Condo developers in the GTA are feeling bullish in the face of record completions and warnings of potential overbuilding. So found Fortress Real Developments in its fourth edition of The Market Manuscript, released last week.
In a survey of 62 Canadian homebuilders, which skewed toward high-rise developers in the GTA, 81 per cent of respondents expressed confidence in the housing market, reporting that they are actively pursuing new opportunities. That compares with the 18 per cent of respondents who say they are exercising caution by focusing on existing sites and one bearish respondent looking to unload real estate holdings.
The report’s author, Ben Myers, evaluates investment opportunities for Fortress as its senior vice-president of market research and analytics. Myers says the Canadian real estate development company shares the bullish outlook expressed by the survey respondents — at least in the GTA market.
“We raise the capital for our projects through a retail channel [and investors] see what’s happening in Calgary, so we’re not actively seeking projects in Alberta at this time,” he says. “We’re really just sticking with southwestern Ontario.”
Despite the impact of plunging oil prices on the western provinces, the housing market has fared better than Myers expected up to the midway mark in 2015, considering the uncertainty at the start of the year.
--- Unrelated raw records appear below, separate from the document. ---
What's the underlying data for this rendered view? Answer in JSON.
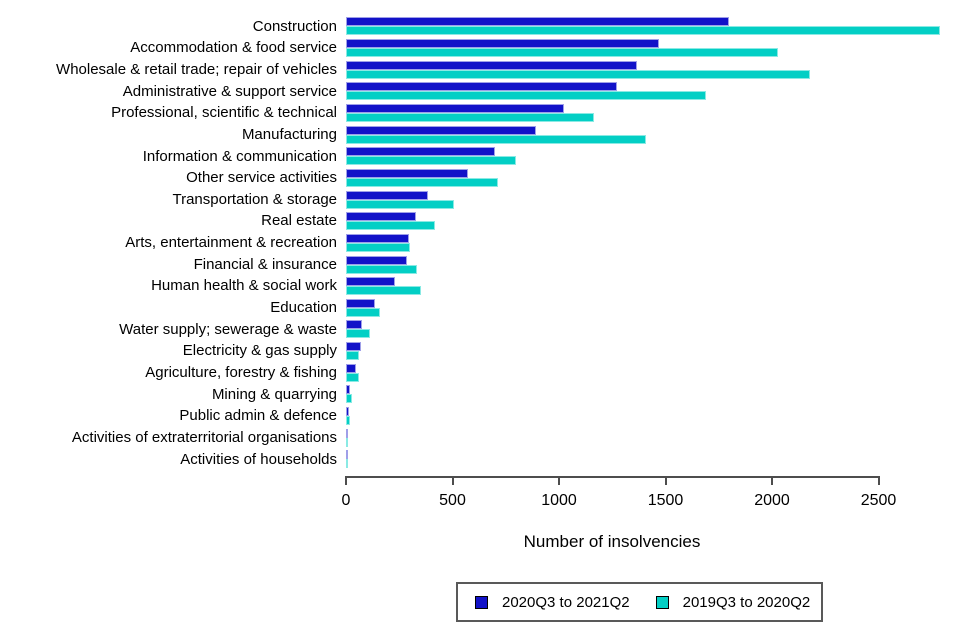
{
  "chart_data": {
    "type": "bar",
    "orientation": "horizontal",
    "title": "",
    "xlabel": "Number of insolvencies",
    "ylabel": "",
    "xlim": [
      0,
      2500
    ],
    "x_ticks": [
      0,
      500,
      1000,
      1500,
      2000,
      2500
    ],
    "grid": false,
    "legend_position": "bottom",
    "categories": [
      "Construction",
      "Accommodation & food service",
      "Wholesale & retail trade; repair of vehicles",
      "Administrative & support service",
      "Professional, scientific & technical",
      "Manufacturing",
      "Information & communication",
      "Other service activities",
      "Transportation & storage",
      "Real estate",
      "Arts, entertainment & recreation",
      "Financial & insurance",
      "Human health & social work",
      "Education",
      "Water supply; sewerage & waste",
      "Electricity & gas supply",
      "Agriculture, forestry & fishing",
      "Mining & quarrying",
      "Public admin & defence",
      "Activities of extraterritorial organisations",
      "Activities of households"
    ],
    "series": [
      {
        "name": "2020Q3 to 2021Q2",
        "color": "#1212c8",
        "border_color": "#9f9fe8",
        "values": [
          1800,
          1470,
          1365,
          1270,
          1025,
          890,
          700,
          575,
          385,
          330,
          295,
          285,
          230,
          135,
          75,
          70,
          45,
          20,
          15,
          8,
          5
        ]
      },
      {
        "name": "2019Q3 to 2020Q2",
        "color": "#03cfc5",
        "border_color": "#8aeae4",
        "values": [
          2790,
          2030,
          2180,
          1690,
          1165,
          1410,
          800,
          715,
          505,
          420,
          300,
          335,
          350,
          160,
          115,
          60,
          60,
          30,
          20,
          5,
          10
        ]
      }
    ],
    "axis_color": "#4d4d4d",
    "legend_border_color": "#595959"
  }
}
Prices in the Alberta market have largely held steady and feared spillover effects from the embattled energy sector into the Ontario market never materialized.
Looking ahead, many developers believe future interest-rate hikes pose the greatest risk to the housing market, with 42 per cent of survey respondents identifying them as their top concern. Myers was surprised by the level of concern over interest-rate hikes, but surmises it’s a reflection of the survey’s skew toward high-rise developers.
“Their product is more aimed at a first-time buyer than it would be a move-up buyer,” he explains. “They’re more concerned with the buyers on the margin, and buyers on the margin are looking at their carrying cost, and any small increases can influence their decision to purchase.”
In The Market Manuscript, Myers cites a Scotiabank report that indicates a majority of Canadians are locked into fixed-rate mortgages and suggests that post-occupancy condo prices are at enough of a premium — an average of 28 per cent in the former City of Toronto — to absorb adjustments. The price premiums on condos also underpin what he believes is a false alarm over potential overbuilding, which the Canadian Mortgage and Housing Corporation is now monitoring for in Toronto.
While Myers acknowledges the deluge of high-rise completions over the past couple of years, he adds that it must be viewed alongside dwindling low-rise supply. The 37,400 housing starts Fortress is projecting in the Toronto Census Metropolitan Area for 2015 is within the upper limit of the generally accepted range of projected household formation (35,000 to 38,000 per year).
Rather than look to absolute numbers of completed and unabsorbed units, Myers points to the percentage of units sold at completion.
“The key metric is, last year, 97 per cent of the high-rise units that came to completion were sold, which is an unbelievable number, and it’s still well above 95 per cent,” he says. “If a developer is not profitable at 95-per-cent sold, then they’re doing something wrong.”
The upshot of this is that developers can afford to take their time in selling the remaining five per cent of units in a project.
Indeed, even if faced with 10 per cent of units unsold on a project, more than half of the developers surveyed said they would continue to try to sell them at market price, while one-quarter said they would rent out some or all of the units and 12 per cent said they would never reduce their prices.
“14.6 per cent of developers are trying to sell at above market price,” says Myers, “so they’re going to price them high and hope that if they just wade along in the market, that one buyer is going to come along and say, ‘I love this unit, I see it’s slightly overpriced, but this is where I want to live, and I’ll pay for it.’”
Interestingly, The Market Manuscript notes that nearly one-quarter of the GTA’s unsold inventory is held by just two developers and one-third of the GTA’s unsold inventory is housed in five of the 115 completed projects containing unsold inventory.
“There’s a lot of misunderstanding about unsold supply, and people like to quote that on a regular basis about how bad the market is, unsold supply is up,” says Myers, “but really, it’s not a terrible thing when you look at it in its proper context.”
Michelle Ervin is the editor of CondoBusiness.